Mas este não é o único problema que corrobora para a - falha - representação da mulher. Infelizmente, conquistar lugares oficiais da esfera pública não é a garantia de voz e tampouco respeito e legitimação. Já é sabido que a história e a política não são espaços para as mulheres - embora, obviamente, devessem ser. Nós, o segundo sexo, sempre condicionadas a sermos pacientes e passivas, temos estes espaços muitas vezes negados, assim como também são os nossos direitos de fala e, consequentemente, a nossa capacidade de formar opinião.

Mas, por que este espaço nos é negado?

Há menos de oito meses uma companheira da luta feminista me alertou para o fato de que sempre que nossas falas pontuam a questão da desigualdade de gênero, elas são silenciadas e/ou deslegitimadas, independentemente do lugar e dos personagens envolvidos. A questão me intrigou e eu passei a reparar melhor nos meus diálogos com os caras com os quais me relaciono, com meus colegas de faculdade e trabalho, com meus professores e, porque não, com meu pai.

Como mulher, me colocar no espaço público é uma grande luta. Luta interna e externa. Luto comigo, com meus medos e minhas inseguranças causados por essa sociedade patriarcal que me consolidou como ser do lar, do privado; mas luto também por espaço, por respeito e por legitimação do meu discurso. Ao homem foi dado o direito de fala e a ele foi ensinado que a ocupação do espaço público é natural e automática, a mim não.

O lugar de fala é um espaço relevante cujo nós, mulheres feministas, não somos bem-vindas. Porque é isso: falar sobre privilégios masculinos e fazer denuncias sobre as desigualdades de gênero no nosso país é causar incômodo à figura do homem. E, para evitar maiores conflitos ou manter o status quo, as nossas participações são invisibilizadas e combatidas de forma injustificável e injusta.

As formas de silenciamento são diversas.
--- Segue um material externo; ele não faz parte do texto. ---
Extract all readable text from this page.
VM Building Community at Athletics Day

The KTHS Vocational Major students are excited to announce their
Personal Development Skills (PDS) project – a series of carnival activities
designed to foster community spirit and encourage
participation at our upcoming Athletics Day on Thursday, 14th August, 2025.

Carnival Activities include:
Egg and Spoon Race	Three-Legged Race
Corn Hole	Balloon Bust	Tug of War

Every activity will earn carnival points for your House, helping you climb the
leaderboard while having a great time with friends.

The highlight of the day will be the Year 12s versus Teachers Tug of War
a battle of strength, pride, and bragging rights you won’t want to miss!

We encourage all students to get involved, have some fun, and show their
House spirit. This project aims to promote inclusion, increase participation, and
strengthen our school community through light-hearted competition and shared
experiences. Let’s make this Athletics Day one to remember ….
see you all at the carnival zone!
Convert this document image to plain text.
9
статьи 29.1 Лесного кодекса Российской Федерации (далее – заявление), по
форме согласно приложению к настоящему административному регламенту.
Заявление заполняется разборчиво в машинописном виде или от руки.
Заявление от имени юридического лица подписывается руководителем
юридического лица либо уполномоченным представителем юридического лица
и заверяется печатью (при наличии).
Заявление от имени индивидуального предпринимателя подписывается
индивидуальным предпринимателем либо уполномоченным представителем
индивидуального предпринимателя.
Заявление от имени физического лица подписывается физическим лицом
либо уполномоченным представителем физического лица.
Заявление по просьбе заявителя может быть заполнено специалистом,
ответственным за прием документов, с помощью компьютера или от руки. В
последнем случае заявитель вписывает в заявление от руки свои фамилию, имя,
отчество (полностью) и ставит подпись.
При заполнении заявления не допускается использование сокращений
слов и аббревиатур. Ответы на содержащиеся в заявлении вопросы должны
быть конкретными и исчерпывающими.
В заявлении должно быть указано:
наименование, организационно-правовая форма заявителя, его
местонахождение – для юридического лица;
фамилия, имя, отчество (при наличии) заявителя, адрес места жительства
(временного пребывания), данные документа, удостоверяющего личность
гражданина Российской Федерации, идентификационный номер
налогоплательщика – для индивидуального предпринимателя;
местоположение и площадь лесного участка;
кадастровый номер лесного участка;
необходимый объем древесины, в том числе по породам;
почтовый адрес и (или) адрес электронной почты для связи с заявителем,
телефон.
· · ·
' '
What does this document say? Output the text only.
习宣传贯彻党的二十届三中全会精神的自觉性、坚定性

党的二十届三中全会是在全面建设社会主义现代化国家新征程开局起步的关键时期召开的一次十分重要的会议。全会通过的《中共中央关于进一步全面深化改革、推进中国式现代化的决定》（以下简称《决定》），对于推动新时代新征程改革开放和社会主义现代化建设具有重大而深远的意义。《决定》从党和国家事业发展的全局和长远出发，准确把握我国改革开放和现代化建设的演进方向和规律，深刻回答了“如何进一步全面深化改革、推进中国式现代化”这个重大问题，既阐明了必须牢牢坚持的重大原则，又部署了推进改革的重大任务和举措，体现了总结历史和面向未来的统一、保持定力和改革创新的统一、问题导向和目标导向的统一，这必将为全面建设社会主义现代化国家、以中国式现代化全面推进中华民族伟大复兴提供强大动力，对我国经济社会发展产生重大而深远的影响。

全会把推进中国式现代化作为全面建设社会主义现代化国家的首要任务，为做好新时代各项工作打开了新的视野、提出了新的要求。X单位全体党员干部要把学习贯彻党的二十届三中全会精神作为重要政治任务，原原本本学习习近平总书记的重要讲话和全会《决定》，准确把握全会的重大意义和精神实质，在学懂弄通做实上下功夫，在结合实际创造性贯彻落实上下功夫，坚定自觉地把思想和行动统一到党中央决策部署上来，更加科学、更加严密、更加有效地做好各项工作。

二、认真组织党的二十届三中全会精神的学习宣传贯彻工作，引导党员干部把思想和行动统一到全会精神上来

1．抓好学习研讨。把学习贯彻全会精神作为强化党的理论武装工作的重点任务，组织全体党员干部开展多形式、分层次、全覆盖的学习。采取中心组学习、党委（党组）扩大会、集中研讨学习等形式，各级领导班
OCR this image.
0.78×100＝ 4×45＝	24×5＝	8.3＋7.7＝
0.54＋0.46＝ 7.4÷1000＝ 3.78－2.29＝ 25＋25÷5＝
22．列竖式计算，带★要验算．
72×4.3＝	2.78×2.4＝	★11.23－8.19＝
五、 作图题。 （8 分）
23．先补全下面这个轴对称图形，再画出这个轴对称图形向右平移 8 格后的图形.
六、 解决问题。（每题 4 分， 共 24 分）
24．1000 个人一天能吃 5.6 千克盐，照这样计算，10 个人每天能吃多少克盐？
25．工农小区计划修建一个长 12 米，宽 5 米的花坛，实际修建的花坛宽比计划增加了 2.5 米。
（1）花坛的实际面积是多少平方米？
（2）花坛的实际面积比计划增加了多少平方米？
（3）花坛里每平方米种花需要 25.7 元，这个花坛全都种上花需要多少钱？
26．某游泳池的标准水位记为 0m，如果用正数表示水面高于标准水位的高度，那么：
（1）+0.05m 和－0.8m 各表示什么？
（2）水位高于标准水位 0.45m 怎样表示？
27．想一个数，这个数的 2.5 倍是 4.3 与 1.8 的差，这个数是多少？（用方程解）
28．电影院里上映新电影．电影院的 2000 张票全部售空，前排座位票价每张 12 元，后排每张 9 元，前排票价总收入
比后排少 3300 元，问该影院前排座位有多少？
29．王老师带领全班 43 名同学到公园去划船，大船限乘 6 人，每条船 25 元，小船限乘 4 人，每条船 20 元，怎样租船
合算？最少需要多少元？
O tratamento infantilizado e paternalista, como o famoso "você ainda é muito jovem e ingênua e um dia vai entender que eu estou falando isso apenas para o seu bem" seja, talvez, o mais comum, mas não o único. Nesta lista ainda podemos acrescentar a alegação de vitimismo; a questão pessoal ou biológica quando como, por exemplo, nossas escolhas ou características biológicas são postas no debate sob alegação de "mulher rodada, gorda, feia, louca, afetada pela TPM, bonita demais para ser feminista" ou ainda quando somos desqualificadas por sermos seres incapazes de agir racionalmente; ameaças e intimidações pessoais; e, finalmente, a carteirada acadêmica, típica de alguns membros da esquerda, que insistem em dizer que nunca sabemos o bastante e que temos que ler e estudar mais sobre determinado assunto antes de apontar questões, como se as nossas experiências vividas cotidianamente não fossem legítimas e significativas, como se para poder contribuir com alguma questão, uma mulher precisasse vomitar nomes de teorias, autores e números.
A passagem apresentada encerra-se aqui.